Aspect	V1 (Ollama)	V2 (Claude Code Skill)
Vision model	Gemma 3 4B via Ollama	Claude Code’s native vision
Dependencies	Ollama, GPU, SSH tunnel	None (just Claude Code + Obsidian)
Tracking	JSON database with checkpoints	Finder script + inline processing
Naming style	Title Case	kebab-case
Execution	One-time batch script	Reusable weekly skill
Rate limiting	GPU-bound (~3-4s/image)	Batches of 3, 2s sleep between
PDF handling	Context inference fallback	Same (vision for images only)

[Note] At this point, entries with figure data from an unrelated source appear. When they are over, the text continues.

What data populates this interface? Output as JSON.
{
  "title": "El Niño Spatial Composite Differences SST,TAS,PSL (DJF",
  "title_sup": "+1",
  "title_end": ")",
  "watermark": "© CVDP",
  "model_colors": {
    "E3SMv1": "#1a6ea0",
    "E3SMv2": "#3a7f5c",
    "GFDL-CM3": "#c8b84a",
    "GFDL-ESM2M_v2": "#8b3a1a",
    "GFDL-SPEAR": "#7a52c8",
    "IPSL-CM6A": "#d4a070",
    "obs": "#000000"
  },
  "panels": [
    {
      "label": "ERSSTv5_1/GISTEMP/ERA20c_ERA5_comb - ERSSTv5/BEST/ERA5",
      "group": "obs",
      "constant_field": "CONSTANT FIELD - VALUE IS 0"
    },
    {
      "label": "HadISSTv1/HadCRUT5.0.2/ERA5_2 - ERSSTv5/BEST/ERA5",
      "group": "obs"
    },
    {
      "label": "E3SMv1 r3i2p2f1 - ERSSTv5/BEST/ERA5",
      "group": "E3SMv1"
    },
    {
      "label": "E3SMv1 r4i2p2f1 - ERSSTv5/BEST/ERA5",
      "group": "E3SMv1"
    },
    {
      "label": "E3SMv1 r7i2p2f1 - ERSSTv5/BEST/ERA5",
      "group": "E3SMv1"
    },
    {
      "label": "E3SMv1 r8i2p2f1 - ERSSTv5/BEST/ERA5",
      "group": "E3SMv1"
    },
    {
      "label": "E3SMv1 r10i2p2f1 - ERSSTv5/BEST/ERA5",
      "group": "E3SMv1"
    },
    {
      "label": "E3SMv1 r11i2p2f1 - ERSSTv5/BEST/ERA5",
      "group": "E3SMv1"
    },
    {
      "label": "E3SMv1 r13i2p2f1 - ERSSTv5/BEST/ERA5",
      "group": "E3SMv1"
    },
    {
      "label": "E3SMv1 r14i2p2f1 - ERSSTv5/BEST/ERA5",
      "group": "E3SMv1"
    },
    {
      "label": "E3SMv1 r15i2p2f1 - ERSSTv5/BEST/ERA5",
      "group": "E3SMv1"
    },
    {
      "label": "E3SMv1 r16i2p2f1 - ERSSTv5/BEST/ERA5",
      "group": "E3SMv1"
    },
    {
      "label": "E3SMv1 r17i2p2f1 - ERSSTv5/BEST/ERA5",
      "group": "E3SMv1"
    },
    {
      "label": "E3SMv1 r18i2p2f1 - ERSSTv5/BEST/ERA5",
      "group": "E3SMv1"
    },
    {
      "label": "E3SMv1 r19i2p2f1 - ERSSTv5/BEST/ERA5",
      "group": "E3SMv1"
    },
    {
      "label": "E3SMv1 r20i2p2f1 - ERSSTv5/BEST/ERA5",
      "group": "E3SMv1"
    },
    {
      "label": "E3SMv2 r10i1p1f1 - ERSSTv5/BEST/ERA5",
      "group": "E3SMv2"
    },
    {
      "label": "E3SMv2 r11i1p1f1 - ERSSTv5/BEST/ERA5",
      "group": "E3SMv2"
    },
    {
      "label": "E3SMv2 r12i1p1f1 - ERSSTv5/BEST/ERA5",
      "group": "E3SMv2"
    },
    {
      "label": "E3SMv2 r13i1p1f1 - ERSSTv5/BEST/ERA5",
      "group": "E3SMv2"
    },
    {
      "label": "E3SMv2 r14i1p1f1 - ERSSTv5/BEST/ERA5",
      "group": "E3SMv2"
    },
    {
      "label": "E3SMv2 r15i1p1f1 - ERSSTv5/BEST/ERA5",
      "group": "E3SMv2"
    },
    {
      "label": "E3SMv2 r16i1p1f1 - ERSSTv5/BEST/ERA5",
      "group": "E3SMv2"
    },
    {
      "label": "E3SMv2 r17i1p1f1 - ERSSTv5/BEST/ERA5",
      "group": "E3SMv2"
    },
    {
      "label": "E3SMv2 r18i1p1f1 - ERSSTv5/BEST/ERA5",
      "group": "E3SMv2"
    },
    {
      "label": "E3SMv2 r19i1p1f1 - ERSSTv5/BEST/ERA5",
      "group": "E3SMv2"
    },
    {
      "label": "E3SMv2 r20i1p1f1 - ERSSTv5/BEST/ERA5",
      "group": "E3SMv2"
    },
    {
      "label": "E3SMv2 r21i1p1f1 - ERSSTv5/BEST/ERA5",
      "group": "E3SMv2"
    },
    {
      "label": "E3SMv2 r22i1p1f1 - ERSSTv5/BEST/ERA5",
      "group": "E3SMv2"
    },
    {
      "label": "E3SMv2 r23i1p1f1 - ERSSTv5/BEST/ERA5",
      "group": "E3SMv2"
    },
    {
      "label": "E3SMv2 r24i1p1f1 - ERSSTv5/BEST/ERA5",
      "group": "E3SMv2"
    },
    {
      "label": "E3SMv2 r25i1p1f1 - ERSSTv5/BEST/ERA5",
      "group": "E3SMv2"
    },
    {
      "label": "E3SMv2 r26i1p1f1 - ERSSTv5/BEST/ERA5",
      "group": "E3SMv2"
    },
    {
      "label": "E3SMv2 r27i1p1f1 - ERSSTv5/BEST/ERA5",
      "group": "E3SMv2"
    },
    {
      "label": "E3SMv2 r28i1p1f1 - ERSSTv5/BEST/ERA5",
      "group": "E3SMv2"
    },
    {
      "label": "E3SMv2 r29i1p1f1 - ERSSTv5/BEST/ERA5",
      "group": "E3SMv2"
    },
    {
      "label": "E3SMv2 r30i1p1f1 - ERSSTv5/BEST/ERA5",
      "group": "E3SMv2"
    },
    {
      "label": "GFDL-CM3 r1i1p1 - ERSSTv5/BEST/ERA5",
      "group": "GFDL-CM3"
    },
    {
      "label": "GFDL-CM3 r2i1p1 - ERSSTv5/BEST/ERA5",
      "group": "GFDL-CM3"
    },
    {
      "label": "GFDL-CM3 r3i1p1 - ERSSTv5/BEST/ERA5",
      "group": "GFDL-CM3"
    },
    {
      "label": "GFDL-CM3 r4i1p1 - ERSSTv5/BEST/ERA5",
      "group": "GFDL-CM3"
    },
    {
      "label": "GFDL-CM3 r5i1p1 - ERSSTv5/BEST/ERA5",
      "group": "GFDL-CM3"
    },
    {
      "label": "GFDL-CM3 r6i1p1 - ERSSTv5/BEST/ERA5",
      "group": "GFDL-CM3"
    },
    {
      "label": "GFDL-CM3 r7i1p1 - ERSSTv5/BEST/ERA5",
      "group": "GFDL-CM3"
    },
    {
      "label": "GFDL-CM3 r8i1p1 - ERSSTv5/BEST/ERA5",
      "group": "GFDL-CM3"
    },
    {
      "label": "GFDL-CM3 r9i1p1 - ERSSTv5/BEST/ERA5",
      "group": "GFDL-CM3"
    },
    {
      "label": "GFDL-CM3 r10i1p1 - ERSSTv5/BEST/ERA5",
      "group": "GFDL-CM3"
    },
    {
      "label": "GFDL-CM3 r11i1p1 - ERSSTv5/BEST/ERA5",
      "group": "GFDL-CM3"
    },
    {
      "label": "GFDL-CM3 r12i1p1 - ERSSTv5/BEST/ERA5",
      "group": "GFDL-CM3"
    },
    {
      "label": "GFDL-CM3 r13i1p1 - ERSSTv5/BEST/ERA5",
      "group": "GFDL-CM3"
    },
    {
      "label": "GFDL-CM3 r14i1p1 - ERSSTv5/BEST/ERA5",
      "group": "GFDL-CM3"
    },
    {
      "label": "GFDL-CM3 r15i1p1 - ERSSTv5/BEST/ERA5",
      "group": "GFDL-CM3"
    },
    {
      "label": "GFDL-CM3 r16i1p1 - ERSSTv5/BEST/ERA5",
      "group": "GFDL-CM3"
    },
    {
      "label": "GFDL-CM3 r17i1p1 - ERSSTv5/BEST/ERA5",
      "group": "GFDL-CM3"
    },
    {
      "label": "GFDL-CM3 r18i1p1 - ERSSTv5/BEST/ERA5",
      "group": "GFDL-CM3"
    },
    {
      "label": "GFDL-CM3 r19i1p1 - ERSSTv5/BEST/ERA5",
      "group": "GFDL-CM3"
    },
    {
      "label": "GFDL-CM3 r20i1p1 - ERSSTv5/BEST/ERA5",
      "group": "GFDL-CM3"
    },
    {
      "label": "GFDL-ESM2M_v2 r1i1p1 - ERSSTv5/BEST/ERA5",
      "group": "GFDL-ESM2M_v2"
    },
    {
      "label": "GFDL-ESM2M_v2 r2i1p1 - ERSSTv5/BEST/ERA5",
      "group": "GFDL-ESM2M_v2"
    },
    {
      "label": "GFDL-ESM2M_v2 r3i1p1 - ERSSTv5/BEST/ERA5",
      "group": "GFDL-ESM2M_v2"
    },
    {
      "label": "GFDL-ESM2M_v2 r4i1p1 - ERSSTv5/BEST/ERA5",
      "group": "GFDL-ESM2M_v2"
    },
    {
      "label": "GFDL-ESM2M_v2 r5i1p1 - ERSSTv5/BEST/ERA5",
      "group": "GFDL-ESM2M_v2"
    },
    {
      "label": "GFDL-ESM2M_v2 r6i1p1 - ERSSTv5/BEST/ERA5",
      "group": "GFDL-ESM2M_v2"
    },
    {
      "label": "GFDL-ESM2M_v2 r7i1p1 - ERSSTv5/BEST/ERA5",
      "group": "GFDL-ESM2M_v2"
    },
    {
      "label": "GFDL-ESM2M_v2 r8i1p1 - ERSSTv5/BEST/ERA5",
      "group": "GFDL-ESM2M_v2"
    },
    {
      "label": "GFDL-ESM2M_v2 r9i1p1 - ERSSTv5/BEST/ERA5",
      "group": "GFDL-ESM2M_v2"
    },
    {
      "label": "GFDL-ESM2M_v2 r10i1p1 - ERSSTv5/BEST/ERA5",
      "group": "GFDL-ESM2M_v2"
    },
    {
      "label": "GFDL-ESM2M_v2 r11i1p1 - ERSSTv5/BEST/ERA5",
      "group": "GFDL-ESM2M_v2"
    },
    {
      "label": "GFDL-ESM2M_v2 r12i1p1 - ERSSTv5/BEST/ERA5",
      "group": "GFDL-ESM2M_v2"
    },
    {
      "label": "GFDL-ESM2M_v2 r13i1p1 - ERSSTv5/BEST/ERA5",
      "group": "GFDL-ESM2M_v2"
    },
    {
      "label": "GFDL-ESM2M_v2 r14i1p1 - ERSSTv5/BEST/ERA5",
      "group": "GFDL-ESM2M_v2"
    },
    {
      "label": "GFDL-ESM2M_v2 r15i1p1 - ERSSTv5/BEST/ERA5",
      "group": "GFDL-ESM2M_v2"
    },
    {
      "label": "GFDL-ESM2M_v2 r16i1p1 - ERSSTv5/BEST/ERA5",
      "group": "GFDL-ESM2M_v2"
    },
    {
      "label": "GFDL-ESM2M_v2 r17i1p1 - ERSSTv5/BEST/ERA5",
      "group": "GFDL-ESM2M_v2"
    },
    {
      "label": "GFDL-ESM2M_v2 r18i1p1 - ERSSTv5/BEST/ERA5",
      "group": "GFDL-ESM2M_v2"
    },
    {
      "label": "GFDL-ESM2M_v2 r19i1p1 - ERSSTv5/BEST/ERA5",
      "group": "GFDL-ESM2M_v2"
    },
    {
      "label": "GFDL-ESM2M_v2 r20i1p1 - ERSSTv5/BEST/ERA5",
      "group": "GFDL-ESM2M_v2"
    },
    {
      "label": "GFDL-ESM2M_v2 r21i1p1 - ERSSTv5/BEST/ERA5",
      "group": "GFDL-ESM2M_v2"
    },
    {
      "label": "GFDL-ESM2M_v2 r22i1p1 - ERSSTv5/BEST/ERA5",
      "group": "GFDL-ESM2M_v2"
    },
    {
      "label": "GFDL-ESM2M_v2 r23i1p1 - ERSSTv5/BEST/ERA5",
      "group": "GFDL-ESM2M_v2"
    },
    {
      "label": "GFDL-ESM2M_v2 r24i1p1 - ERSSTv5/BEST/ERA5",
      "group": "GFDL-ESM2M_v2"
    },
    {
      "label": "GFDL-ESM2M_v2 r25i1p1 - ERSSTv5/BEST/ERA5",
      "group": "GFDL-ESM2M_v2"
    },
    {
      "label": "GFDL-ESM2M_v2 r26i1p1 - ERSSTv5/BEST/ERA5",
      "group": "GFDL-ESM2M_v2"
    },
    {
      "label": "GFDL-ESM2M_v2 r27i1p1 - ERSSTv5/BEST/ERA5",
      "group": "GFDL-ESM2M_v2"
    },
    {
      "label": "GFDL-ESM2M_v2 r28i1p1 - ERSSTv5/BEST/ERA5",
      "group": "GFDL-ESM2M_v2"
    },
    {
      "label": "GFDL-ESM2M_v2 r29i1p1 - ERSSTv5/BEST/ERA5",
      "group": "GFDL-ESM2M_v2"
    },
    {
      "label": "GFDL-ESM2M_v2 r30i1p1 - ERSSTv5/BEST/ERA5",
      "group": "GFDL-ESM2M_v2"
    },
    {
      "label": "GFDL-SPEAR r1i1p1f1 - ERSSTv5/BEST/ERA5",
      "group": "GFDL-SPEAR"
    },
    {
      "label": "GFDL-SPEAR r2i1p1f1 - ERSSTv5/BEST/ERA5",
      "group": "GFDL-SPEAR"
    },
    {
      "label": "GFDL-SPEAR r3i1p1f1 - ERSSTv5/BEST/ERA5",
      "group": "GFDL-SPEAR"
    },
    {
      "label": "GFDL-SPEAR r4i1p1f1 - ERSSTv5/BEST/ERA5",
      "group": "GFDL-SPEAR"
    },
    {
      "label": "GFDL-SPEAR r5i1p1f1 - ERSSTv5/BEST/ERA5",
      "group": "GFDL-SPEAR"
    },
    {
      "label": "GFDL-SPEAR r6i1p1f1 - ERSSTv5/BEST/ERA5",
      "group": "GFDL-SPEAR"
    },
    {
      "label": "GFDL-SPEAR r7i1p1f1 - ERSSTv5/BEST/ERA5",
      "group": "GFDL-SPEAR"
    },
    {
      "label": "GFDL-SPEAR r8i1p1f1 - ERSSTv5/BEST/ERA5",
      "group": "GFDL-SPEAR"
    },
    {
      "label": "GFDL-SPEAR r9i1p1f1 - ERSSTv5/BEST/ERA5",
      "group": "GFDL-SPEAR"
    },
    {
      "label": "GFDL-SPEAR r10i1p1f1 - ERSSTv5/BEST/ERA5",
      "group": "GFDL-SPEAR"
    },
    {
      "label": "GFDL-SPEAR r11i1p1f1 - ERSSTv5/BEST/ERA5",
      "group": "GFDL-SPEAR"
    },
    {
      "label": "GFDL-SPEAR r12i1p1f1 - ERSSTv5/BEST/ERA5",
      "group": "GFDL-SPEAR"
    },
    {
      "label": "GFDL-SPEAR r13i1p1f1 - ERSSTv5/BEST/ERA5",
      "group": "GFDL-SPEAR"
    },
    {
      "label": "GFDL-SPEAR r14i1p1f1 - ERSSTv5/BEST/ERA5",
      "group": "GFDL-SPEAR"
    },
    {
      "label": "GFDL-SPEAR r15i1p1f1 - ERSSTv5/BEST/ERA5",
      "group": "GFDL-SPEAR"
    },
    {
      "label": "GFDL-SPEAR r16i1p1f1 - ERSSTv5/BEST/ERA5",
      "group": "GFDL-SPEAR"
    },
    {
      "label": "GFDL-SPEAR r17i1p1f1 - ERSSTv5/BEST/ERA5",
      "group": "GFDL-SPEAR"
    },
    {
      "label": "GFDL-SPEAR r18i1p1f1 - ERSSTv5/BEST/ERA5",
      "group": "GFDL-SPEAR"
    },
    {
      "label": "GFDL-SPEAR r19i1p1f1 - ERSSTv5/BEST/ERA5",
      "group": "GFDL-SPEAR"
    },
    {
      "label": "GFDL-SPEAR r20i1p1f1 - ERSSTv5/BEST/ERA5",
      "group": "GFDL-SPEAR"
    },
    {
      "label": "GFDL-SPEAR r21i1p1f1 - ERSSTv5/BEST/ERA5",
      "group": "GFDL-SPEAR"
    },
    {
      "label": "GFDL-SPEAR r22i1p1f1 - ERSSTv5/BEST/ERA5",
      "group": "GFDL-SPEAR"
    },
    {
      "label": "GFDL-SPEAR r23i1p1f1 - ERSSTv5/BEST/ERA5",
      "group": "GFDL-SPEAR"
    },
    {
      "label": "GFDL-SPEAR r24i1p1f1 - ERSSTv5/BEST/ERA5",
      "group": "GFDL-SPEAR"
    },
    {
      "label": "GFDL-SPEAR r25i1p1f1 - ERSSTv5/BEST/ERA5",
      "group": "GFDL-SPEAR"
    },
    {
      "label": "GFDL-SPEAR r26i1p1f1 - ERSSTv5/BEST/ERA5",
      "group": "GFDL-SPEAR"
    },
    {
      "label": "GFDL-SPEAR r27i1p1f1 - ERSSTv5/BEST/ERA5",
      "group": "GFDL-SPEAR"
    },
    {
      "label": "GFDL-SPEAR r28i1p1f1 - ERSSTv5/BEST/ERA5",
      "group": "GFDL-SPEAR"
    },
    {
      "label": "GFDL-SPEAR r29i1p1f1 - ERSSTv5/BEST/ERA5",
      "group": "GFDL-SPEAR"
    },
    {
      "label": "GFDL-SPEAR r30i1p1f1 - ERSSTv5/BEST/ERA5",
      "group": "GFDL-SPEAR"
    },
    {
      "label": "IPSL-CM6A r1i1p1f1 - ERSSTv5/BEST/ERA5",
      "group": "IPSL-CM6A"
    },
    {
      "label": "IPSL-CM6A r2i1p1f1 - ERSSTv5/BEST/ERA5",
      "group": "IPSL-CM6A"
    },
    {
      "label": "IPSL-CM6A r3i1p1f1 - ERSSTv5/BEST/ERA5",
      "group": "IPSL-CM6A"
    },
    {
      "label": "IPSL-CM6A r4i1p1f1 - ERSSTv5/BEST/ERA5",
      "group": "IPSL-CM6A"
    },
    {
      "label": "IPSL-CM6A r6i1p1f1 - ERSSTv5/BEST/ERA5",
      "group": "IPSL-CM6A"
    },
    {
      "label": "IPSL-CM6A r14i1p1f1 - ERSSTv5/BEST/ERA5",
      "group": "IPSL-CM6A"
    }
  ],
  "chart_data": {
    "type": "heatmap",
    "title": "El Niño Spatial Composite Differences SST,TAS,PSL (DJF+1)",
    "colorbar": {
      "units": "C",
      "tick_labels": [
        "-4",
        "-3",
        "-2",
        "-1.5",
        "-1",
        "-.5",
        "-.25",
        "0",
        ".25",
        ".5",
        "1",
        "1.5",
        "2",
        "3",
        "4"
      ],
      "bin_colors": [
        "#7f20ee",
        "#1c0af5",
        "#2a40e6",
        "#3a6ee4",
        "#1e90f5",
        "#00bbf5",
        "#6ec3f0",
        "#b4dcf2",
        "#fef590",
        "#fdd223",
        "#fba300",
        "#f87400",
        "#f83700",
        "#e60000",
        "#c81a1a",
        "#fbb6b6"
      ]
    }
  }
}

The JSON tracking database from V1 was useful for the initial bulk rename of 191 files. For the ongoing weekly workflow of 5-15 images, the lighter skill approach is a better fit.

The Stack

Claude Code for vision analysis, orchestration, and the skill framework
Obsidian CLI (v1.12+) for link-safe renames
Python for the finder script
Claude Code Skills for packaging and reuse

Takeaway

The original Ollama pipeline was a solid solution for the initial bulk operation. But once I realized Claude Code already has multimodal vision built in, the external model infrastructure became unnecessary overhead. Packaging the workflow as a skill turned a one-time hack into a sustainable weekly habit.

The key insight hasn’t changed from V1: use AI for what it’s good at (understanding image content) and use purpose-built tools for what they’re good at (safe file renaming with link preservation). What changed is where the AI runs.